São Paulo, Rio Grande do Sul e Minas Gerais lideram judicialização da medicina no Brasil

São Paulo, Rio Grande do Sul e Minas Gerais lideram judicialização da medicina no Brasil

Advogado especialista em erro médico esclarece porquês da incidência

A judicialização da Saúde e da Medicina segue em trajetória ascendente no Brasil e é majoritária em três estados: São Paulo, Rio Grande do Sul e Minas Gerais. É o que revela uma pesquisa concluída em 2024, elaborada pelo Conselho Federal de Medicina (CFM) em parceria com outras instituições, entre elas o Conselho Nacional de Justiça (CNJ), que analisou o panorama nacional das ações judiciais envolvendo médicos, serviços de saúde e o poder público.

O levantamento aponta que o número de processos relacionados à área da Saúde já se aproxima do total de médicos em atividade no país, o que evidencia um cenário de crescente tensão entre pacientes, profissionais, instituições hospitalares, planos de saúde e o Estado. A maior parte dessas ações tramita na Justiça Estadual, responsável por mais de quatro quintos dos processos, enquanto a Justiça Federal concentra uma parcela menor, porém relevante.

Para o advogado Thayan Fernando Ferreira, especialista em direito de saúde e direito público, membro da Comissão de Direito Médico da OAB-MG e diretor do escritório Ferreira Cruz Advogados, o fenômeno está diretamente ligado à forma como o direito à saúde é assegurado na Constituição Federal. “A judicialização da saúde no Brasil é, antes de tudo, um reflexo do artigo 196 da Constituição, que estabelece a saúde como direito de todos e dever do Estado. Quando esse dever não é plenamente cumprido, o Judiciário passa a ser visto como o caminho mais rápido e, muitas vezes o único, para garantir tratamentos, medicamentos e procedimentos”, explica.
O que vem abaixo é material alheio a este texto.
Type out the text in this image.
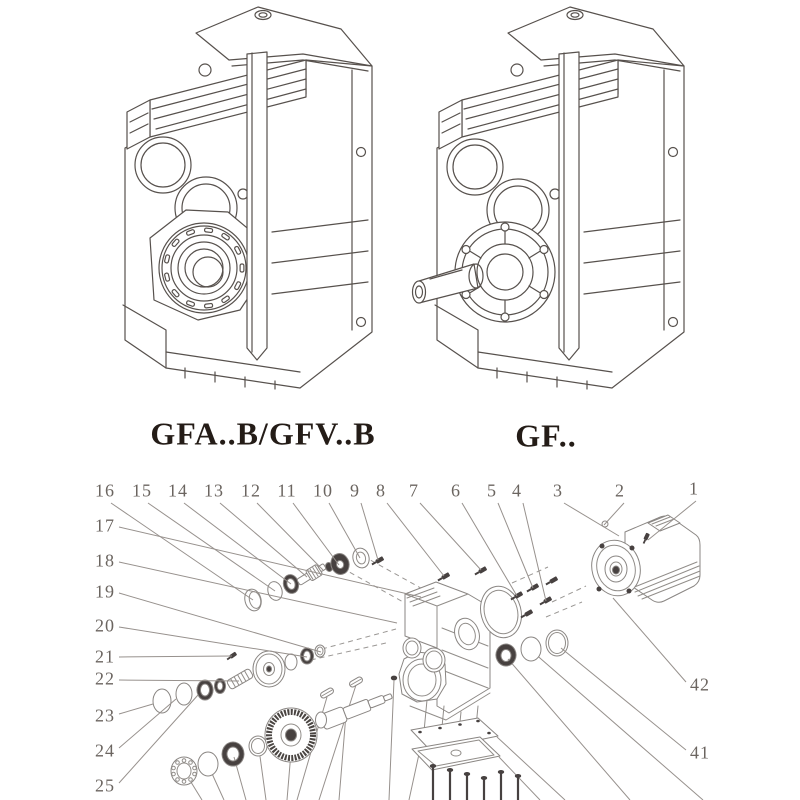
GFA..B/GFV..B	GF..
16 15 14 13 12 11 10 9 8 7 6 5 4 3	2	1
17
18
19
20
21
22
23
24
25
42
41
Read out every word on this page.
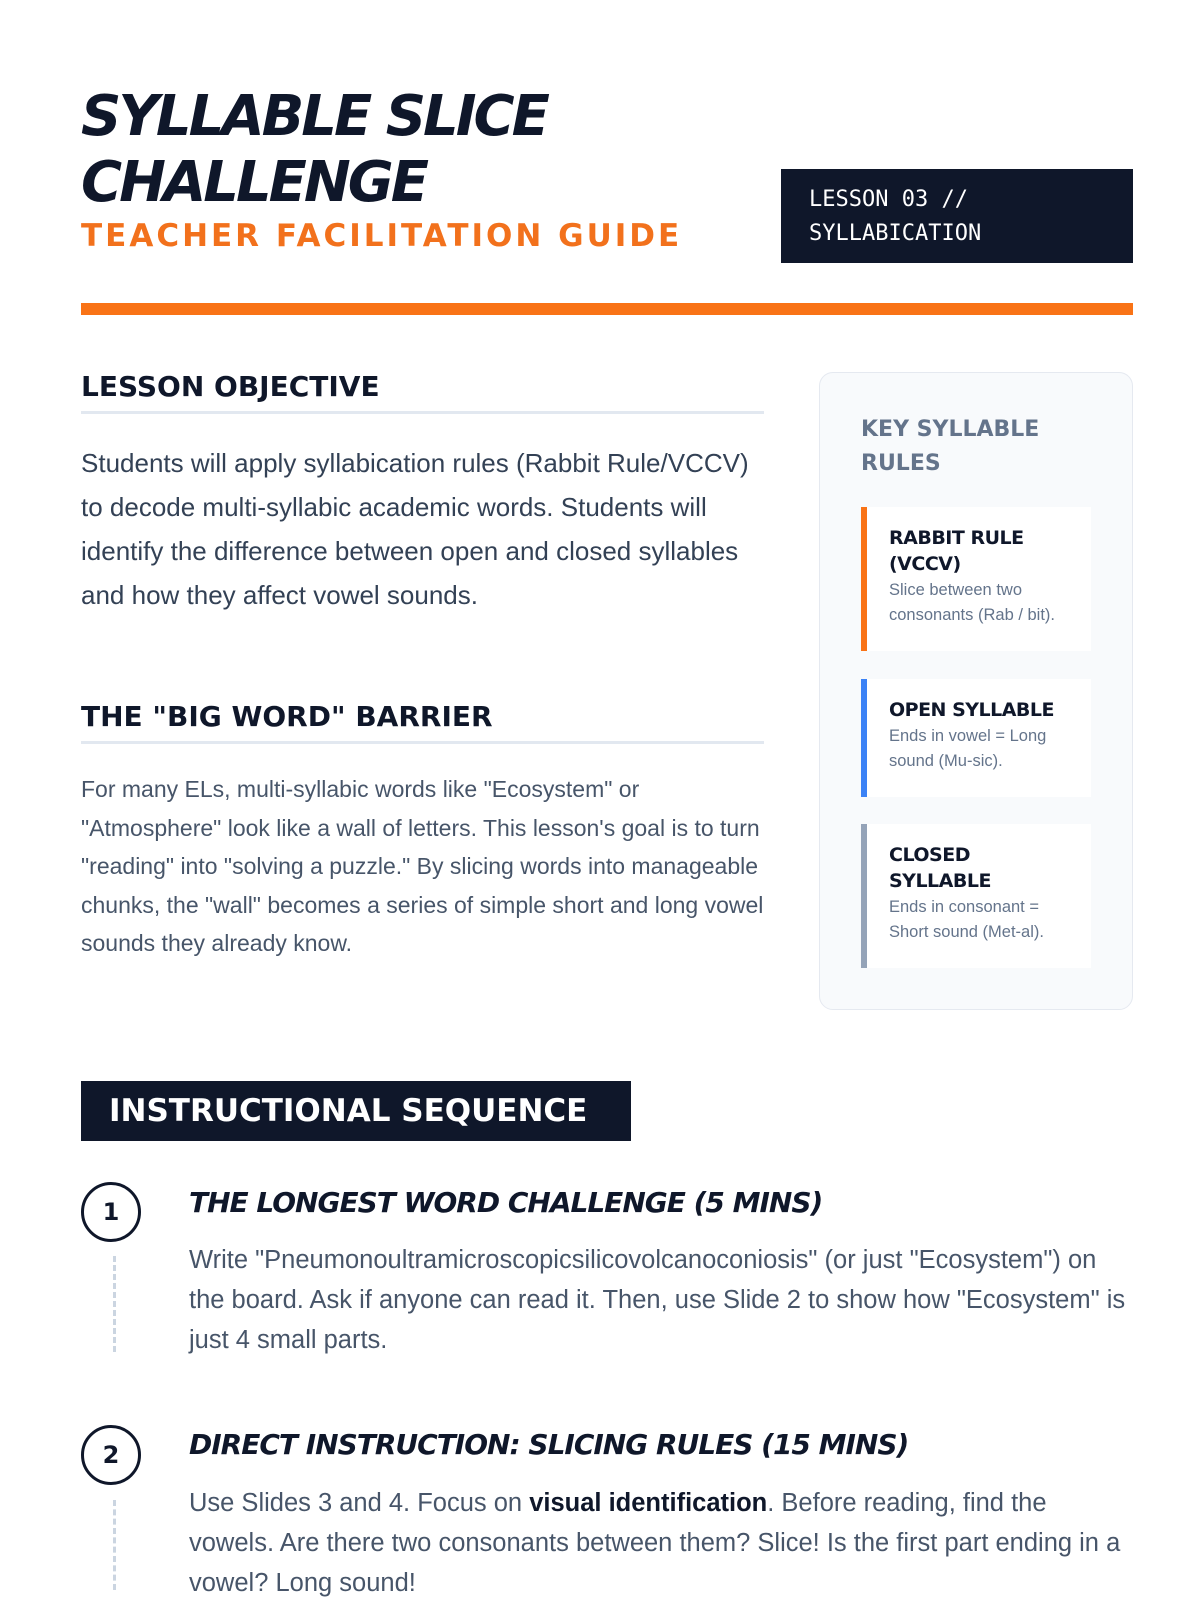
SYLLABLE SLICE
CHALLENGE
TEACHER FACILITATION GUIDE
LESSON 03 //
SYLLABICATION
LESSON OBJECTIVE
Students will apply syllabication rules (Rabbit Rule/VCCV) to decode multi-syllabic academic words. Students will identify the difference between open and closed syllables and how they affect vowel sounds.
THE "BIG WORD" BARRIER
For many ELs, multi-syllabic words like "Ecosystem" or "Atmosphere" look like a wall of letters. This lesson's goal is to turn "reading" into "solving a puzzle." By slicing words into manageable chunks, the "wall" becomes a series of simple short and long vowel sounds they already know.
KEY SYLLABLE RULES
RABBIT RULE (VCCV)
Slice between two consonants (Rab / bit).
OPEN SYLLABLE
Ends in vowel = Long sound (Mu-sic).
CLOSED SYLLABLE
Ends in consonant = Short sound (Met-al).
INSTRUCTIONAL SEQUENCE
1	THE LONGEST WORD CHALLENGE (5 MINS)
Write "Pneumonoultramicroscopicsilicovolcanoconiosis" (or just "Ecosystem") on the board. Ask if anyone can read it. Then, use Slide 2 to show how "Ecosystem" is just 4 small parts.
2	DIRECT INSTRUCTION: SLICING RULES (15 MINS)
Use Slides 3 and 4. Focus on visual identification. Before reading, find the vowels. Are there two consonants between them? Slice! Is the first part ending in a vowel? Long sound!
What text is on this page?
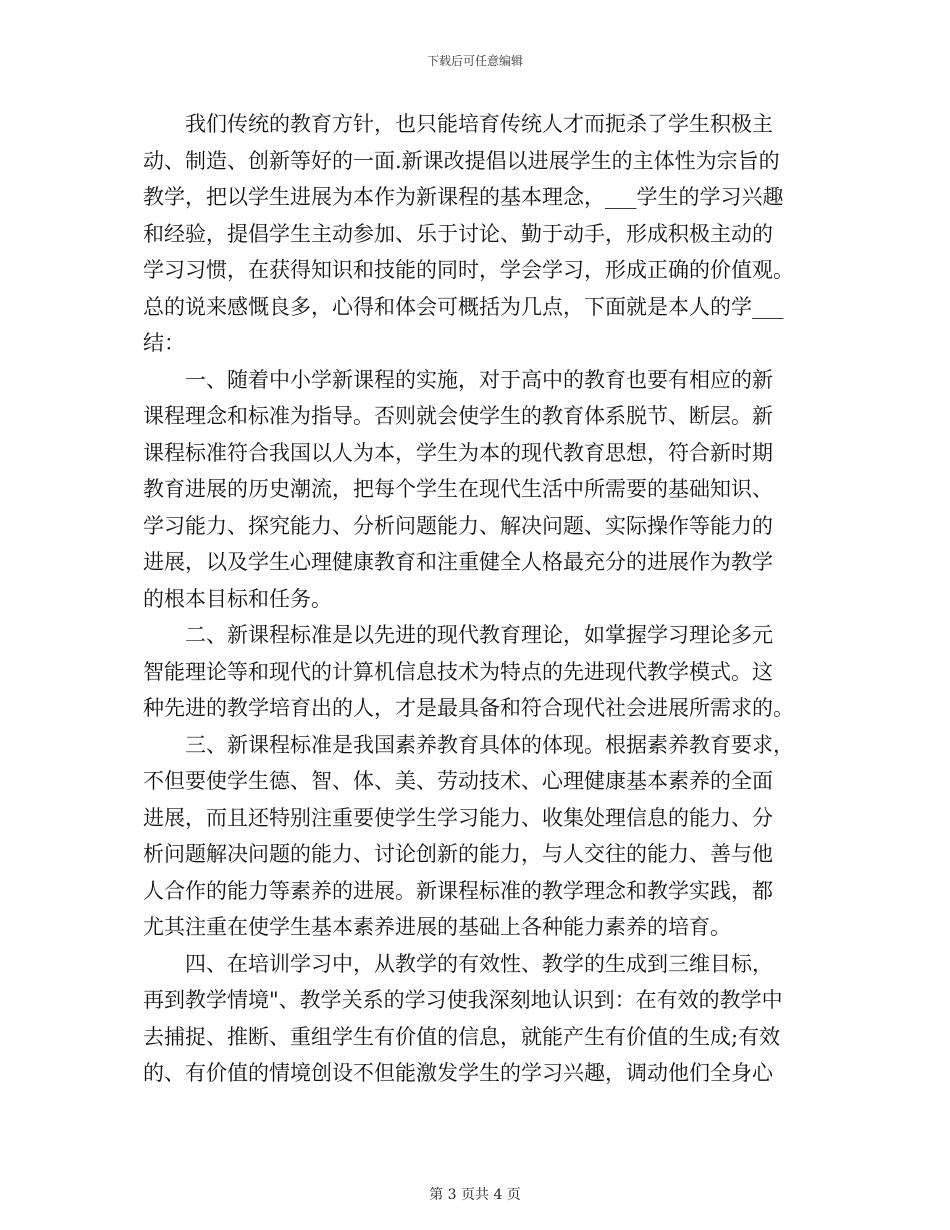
下载后可任意编辑
我们传统的教育方针，也只能培育传统人才而扼杀了学生积极主
动、制造、创新等好的一面.新课改提倡以进展学生的主体性为宗旨的
教学，把以学生进展为本作为新课程的基本理念，___学生的学习兴趣
和经验，提倡学生主动参加、乐于讨论、勤于动手，形成积极主动的
学习习惯，在获得知识和技能的同时，学会学习，形成正确的价值观。
总的说来感慨良多，心得和体会可概括为几点，下面就是本人的学___
结：
一、随着中小学新课程的实施，对于高中的教育也要有相应的新
课程理念和标准为指导。否则就会使学生的教育体系脱节、断层。新
课程标准符合我国以人为本，学生为本的现代教育思想，符合新时期
教育进展的历史潮流，把每个学生在现代生活中所需要的基础知识、
学习能力、探究能力、分析问题能力、解决问题、实际操作等能力的
进展，以及学生心理健康教育和注重健全人格最充分的进展作为教学
的根本目标和任务。
二、新课程标准是以先进的现代教育理论，如掌握学习理论多元
智能理论等和现代的计算机信息技术为特点的先进现代教学模式。这
种先进的教学培育出的人，才是最具备和符合现代社会进展所需求的。
三、新课程标准是我国素养教育具体的体现。根据素养教育要求，
不但要使学生德、智、体、美、劳动技术、心理健康基本素养的全面
进展，而且还特别注重要使学生学习能力、收集处理信息的能力、分
析问题解决问题的能力、讨论创新的能力，与人交往的能力、善与他
人合作的能力等素养的进展。新课程标准的教学理念和教学实践，都
尤其注重在使学生基本素养进展的基础上各种能力素养的培育。
四、在培训学习中，从教学的有效性、教学的生成到三维目标，
再到教学情境"、教学关系的学习使我深刻地认识到：在有效的教学中
去捕捉、推断、重组学生有价值的信息，就能产生有价值的生成;有效
的、有价值的情境创设不但能激发学生的学习兴趣，调动他们全身心
第 3 页共 4 页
De volta a pesquisa, entre os estados, São Paulo aparece na liderança absoluta em volume de processos, seguido por Rio Grande do Sul e Minas Gerais. Juntos, os três concentram uma fatia significativa das ações judiciais relacionadas à prática médica e ao acesso à saúde no país. O Rio Grande do Sul, embora tenha população menor que São Paulo, chama atenção por apresentar uma das maiores taxas proporcionais de processos por habitante e por médico, o que indica maior litigiosidade no setor.

Na sequência do ranking aparecem Rio de Janeiro e Bahia, que também registram números expressivos, mas em patamar inferior aos três primeiros colocados. As regiões Sul e Sudeste lideram os índices nacionais de judicialização, enquanto Norte e Nordeste apresentam taxas proporcionalmente mais baixas.

Outro dado relevante é o perfil dos réus. Em boa parte das ações, não figuram apenas médicos individualmente, mas também hospitais, clínicas, planos de saúde e o próprio poder público, o que reforça o caráter estrutural da judicialização.

“Grande parte dos processos não decorre exclusivamente de erro médico, mas de problemas estruturais, como falta de acesso, demora no atendimento, ausência de leitos ou negativa de cobertura por planos de saúde. O médico, muitas vezes, acaba no centro do litígio por integrar a ponta mais visível do sistema”, sustenta Thayan.

O estudo também mostra que os índices de condenação variam de estado para estado, com percentuais que chegam a cerca da metade dos processos em algumas unidades da federação. Esse cenário, de acordo com especialistas, têm impacto direto na prática médica, estimulando a chamada medicina defensiva, em que profissionais solicitam exames e procedimentos adicionais como forma de se resguardar juridicamente.

Contudo, para Thayan, o desafio é encontrar equilíbrio entre a proteção ao paciente e a segurança jurídica dos profissionais de saúde. “É fundamental fortalecer políticas públicas, aprimorar a gestão do SUS e estabelecer critérios mais claros para a responsabilização médica. Judicializar tudo não resolve a raiz do problema e ainda sobrecarrega o Judiciário”, finaliza.